I’ve done the modeling down to pulling actual quotes in my area and with a decent footprint (like couple hundred xxlarge instances) you break even after a year (including colo, remote hands and networking). Cost is decisively not the reason most orgs choose public cloud

jdlshore|3 years ago

Here's their article. "We stand to save $7m over five years from cloud exit."

https://world.hey.com/dhh/we-stand-to-save-7m-over-five-year...

SassyGrapefruit|3 years ago

>But this isn't just about cost. It's also about what kind of internet we want to operate in the future. It strikes me as downright tragic that this decentralized wonder of the world is now largely operating on computers owned by a handful of mega corporations.

Yep read that guys blog history and the agenda just pops right out. It's not just about cost for Basecamp its ideological. I can't help but imagine this bias leaks into the financial and operational calculations.

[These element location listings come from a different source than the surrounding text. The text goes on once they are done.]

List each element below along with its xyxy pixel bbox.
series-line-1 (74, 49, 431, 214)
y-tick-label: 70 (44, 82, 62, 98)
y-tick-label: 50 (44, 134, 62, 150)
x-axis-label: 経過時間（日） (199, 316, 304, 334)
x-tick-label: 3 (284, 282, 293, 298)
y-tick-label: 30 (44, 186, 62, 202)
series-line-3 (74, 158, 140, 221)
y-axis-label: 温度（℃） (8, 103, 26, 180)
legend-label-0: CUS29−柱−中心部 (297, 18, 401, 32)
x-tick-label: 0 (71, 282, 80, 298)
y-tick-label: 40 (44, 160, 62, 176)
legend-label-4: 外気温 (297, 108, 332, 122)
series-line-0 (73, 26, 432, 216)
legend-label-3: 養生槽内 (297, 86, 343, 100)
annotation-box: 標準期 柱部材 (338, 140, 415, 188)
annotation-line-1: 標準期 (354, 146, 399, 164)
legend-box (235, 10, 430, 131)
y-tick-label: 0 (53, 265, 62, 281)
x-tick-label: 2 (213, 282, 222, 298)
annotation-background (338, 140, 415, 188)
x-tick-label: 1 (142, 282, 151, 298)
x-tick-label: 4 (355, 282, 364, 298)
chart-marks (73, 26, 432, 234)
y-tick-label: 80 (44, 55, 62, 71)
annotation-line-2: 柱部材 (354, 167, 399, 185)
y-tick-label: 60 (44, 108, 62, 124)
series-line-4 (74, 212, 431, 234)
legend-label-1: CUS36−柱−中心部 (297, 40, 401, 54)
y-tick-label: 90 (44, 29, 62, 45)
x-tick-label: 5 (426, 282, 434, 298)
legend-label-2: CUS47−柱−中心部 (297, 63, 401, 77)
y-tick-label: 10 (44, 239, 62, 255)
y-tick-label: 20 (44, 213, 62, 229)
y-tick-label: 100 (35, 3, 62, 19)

We had a similar situation. We had a team did not want to move to the cloud, the business forced them, so they built the system in a way that fought the cloud. Then the self fulfilling prophecy kicked into high gear. "See we told you it was a bad idea, look at all the problems we have!". The problems were created through half baked attempts to be "agnostic" to the cloud. Once we removed those elements we were able to reduce the cost of the system by over 90%. It was far cheaper than when it was running in the Colo. These folks had no interest in optimizing for cloud native execution they were already planning their move back into the Colo.